As our boys have grown, we still get the American Girl Catalog. My husband started putting it in our oldest’s sons room and then I would help him come up with a place to hide it in my husband’s things. Then our two younger boys have got involved and they hide in each other’s bedrooms. We moved three years ago and made sure that we changed our address so they would continue to come, however, we put the catalog in our oldest’s sons’ name. We wanted him to feel special. With so much technology these days, who doesn’t like getting special items in the mail?

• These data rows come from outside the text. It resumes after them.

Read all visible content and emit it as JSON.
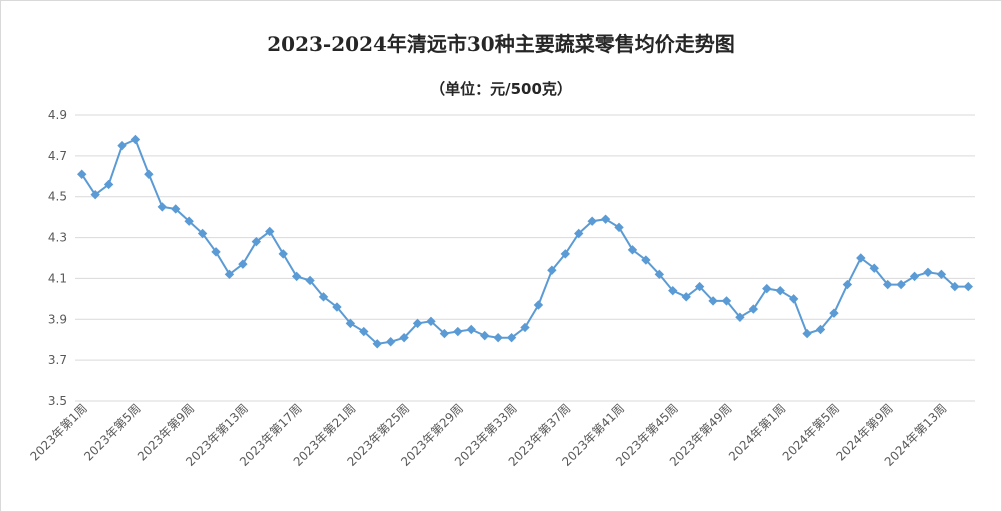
{
  "chart_data": {
    "type": "line",
    "title": "2023-2024年清远市30种主要蔬菜零售均价走势图",
    "subtitle": "（单位：元/500克）",
    "ylim": [
      3.5,
      4.9
    ],
    "yticks": [
      "3.5",
      "3.7",
      "3.9",
      "4.1",
      "4.3",
      "4.5",
      "4.7",
      "4.9"
    ],
    "grid": true,
    "line_color": "#5b9bd5",
    "x": [
      "2023年第1周",
      "2023年第2周",
      "2023年第3周",
      "2023年第4周",
      "2023年第5周",
      "2023年第6周",
      "2023年第7周",
      "2023年第8周",
      "2023年第9周",
      "2023年第10周",
      "2023年第11周",
      "2023年第12周",
      "2023年第13周",
      "2023年第14周",
      "2023年第15周",
      "2023年第16周",
      "2023年第17周",
      "2023年第18周",
      "2023年第19周",
      "2023年第20周",
      "2023年第21周",
      "2023年第22周",
      "2023年第23周",
      "2023年第24周",
      "2023年第25周",
      "2023年第26周",
      "2023年第27周",
      "2023年第28周",
      "2023年第29周",
      "2023年第30周",
      "2023年第31周",
      "2023年第32周",
      "2023年第33周",
      "2023年第34周",
      "2023年第35周",
      "2023年第36周",
      "2023年第37周",
      "2023年第38周",
      "2023年第39周",
      "2023年第40周",
      "2023年第41周",
      "2023年第42周",
      "2023年第43周",
      "2023年第44周",
      "2023年第45周",
      "2023年第46周",
      "2023年第47周",
      "2023年第48周",
      "2023年第49周",
      "2023年第50周",
      "2023年第51周",
      "2023年第52周",
      "2024年第1周",
      "2024年第2周",
      "2024年第3周",
      "2024年第4周",
      "2024年第5周",
      "2024年第6周",
      "2024年第7周",
      "2024年第8周",
      "2024年第9周",
      "2024年第10周",
      "2024年第11周",
      "2024年第12周",
      "2024年第13周",
      "2024年第14周",
      "2024年第15周"
    ],
    "x_tick_labels": [
      "2023年第1周",
      "2023年第5周",
      "2023年第9周",
      "2023年第13周",
      "2023年第17周",
      "2023年第21周",
      "2023年第25周",
      "2023年第29周",
      "2023年第33周",
      "2023年第37周",
      "2023年第41周",
      "2023年第45周",
      "2023年第49周",
      "2024年第1周",
      "2024年第5周",
      "2024年第9周",
      "2024年第13周"
    ],
    "x_tick_indices": [
      0,
      4,
      8,
      12,
      16,
      20,
      24,
      28,
      32,
      36,
      40,
      44,
      48,
      52,
      56,
      60,
      64
    ],
    "values": [
      4.61,
      4.51,
      4.56,
      4.75,
      4.78,
      4.61,
      4.45,
      4.44,
      4.38,
      4.32,
      4.23,
      4.12,
      4.17,
      4.28,
      4.33,
      4.22,
      4.11,
      4.09,
      4.01,
      3.96,
      3.88,
      3.84,
      3.78,
      3.79,
      3.81,
      3.88,
      3.89,
      3.83,
      3.84,
      3.85,
      3.82,
      3.81,
      3.81,
      3.86,
      3.97,
      4.14,
      4.22,
      4.32,
      4.38,
      4.39,
      4.35,
      4.24,
      4.19,
      4.12,
      4.04,
      4.01,
      4.06,
      3.99,
      3.99,
      3.91,
      3.95,
      4.05,
      4.04,
      4.0,
      3.83,
      3.85,
      3.93,
      4.07,
      4.2,
      4.15,
      4.07,
      4.07,
      4.11,
      4.13,
      4.12,
      4.06,
      4.06
    ]
  }
}
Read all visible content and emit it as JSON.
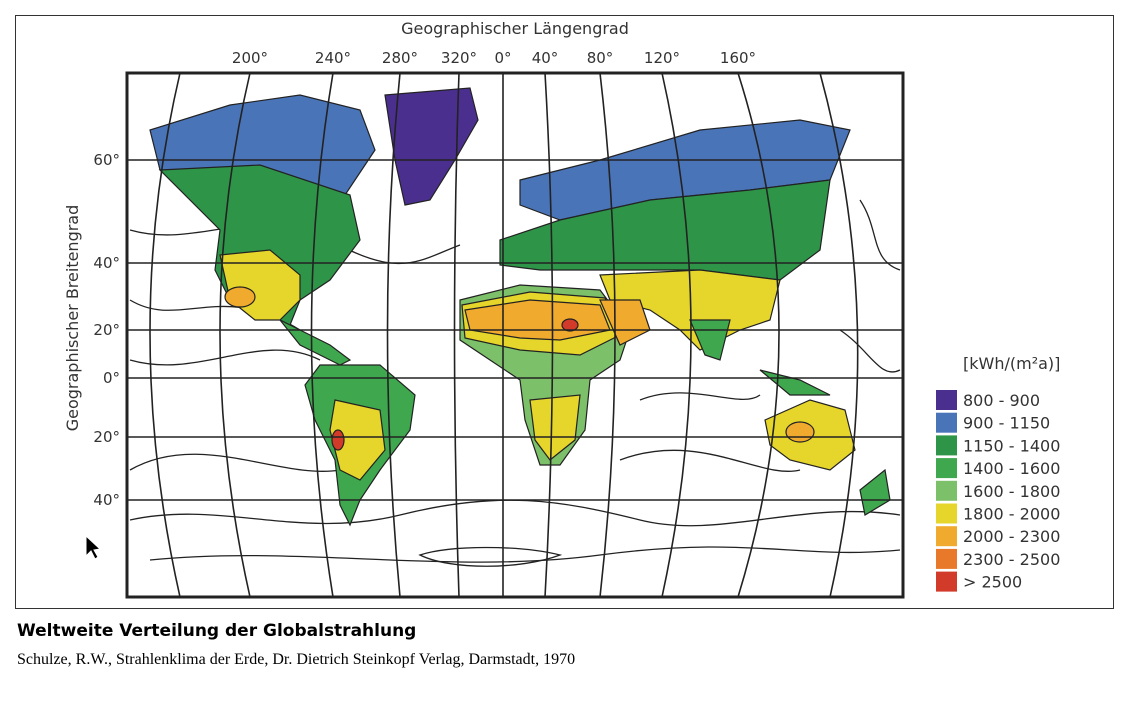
{
  "axes": {
    "x_title": "Geographischer Längengrad",
    "x_labels": [
      "200°",
      "240°",
      "280°",
      "320°",
      "0°",
      "40°",
      "80°",
      "120°",
      "160°"
    ],
    "y_title": "Geographischer Breitengrad",
    "y_labels": [
      "60°",
      "40°",
      "20°",
      "0°",
      "20°",
      "40°"
    ]
  },
  "legend": {
    "unit": "[kWh/(m²a)]",
    "items": [
      {
        "label": "800 - 900",
        "color": "#4b2f8f"
      },
      {
        "label": "900 - 1150",
        "color": "#4a74b8"
      },
      {
        "label": "1150 - 1400",
        "color": "#2e9548"
      },
      {
        "label": "1400 - 1600",
        "color": "#3fa84e"
      },
      {
        "label": "1600 - 1800",
        "color": "#7dc06a"
      },
      {
        "label": "1800 - 2000",
        "color": "#e6d52a"
      },
      {
        "label": "2000 - 2300",
        "color": "#f0ab2e"
      },
      {
        "label": "2300 - 2500",
        "color": "#e8782a"
      },
      {
        "label": "> 2500",
        "color": "#d23a2a"
      }
    ]
  },
  "caption": {
    "title": "Weltweite Verteilung der Globalstrahlung",
    "source": "Schulze, R.W., Strahlenklima der Erde, Dr. Dietrich Steinkopf Verlag, Darmstadt, 1970"
  }
}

We continue to get them to this day and find funny places to hide them. The best hiding spot was when I put it in a part of my son’s backpack he doesn’t use very often and he carried it back and forth to junior high for a week. Good times! It is the little, silly things we do that our kids remember. Just as I always think of my brother whe I see Beauty and the Beast, I know in the future, I will never see an American Girl catalog without thinking of the funny times we had with our boys when they were young.
My boys go to two different charter schools in our valley. I carpool with two other families to the schools. The two other amazing moms take turns taking the kids to school and I rotate with one of them on picking up the kids. We take another teenage boy and two sisters, one is twelve and the other is ten. Throwing the girls in has been really fun this year.
We have had some fun and interesting conversations. It is funny that the kids can remember things from a year or so ago. One time we saw a black fluffy dog and a white fluffy dog running down the middle of the road.
I pretended I was the voices for the dogs. “Run, Kiki! We are finally free!” said the white one.
“Yes, Fifi, we are! Run! Run like the wind!”
Then I sang the words to “Born Free.”
Then their owner came chasing after them. It was pretty funny to see him try to catch up.
One the same street, someone posted a weird cardboard stand-up by the telephone pole with the words “Slow down” next to it. The cardboard stand up was of a cartoon woman wearing a white robe. My son named it Veronica and we called it his girlfriend.
I am sad to report she isn’t there anymore. The other teenagers started a conspiracy saying my son might be responsible for her disappearance. No comment.
Finally, the kids have come up with this game whenever we see a certain color of car, they do something different to each other. It can get violent. Luckily, they leave me as the drive alone!
- Orange car-hit your neighbor
- Green car-tickle your neighbor
- Purple car- hug neighbor (contributed by the ten year old girl of course)
- Yellow bus- hit your neighbor
- Hot pink car=death for everyone
I am glad we haven’t seen any hot pink cars!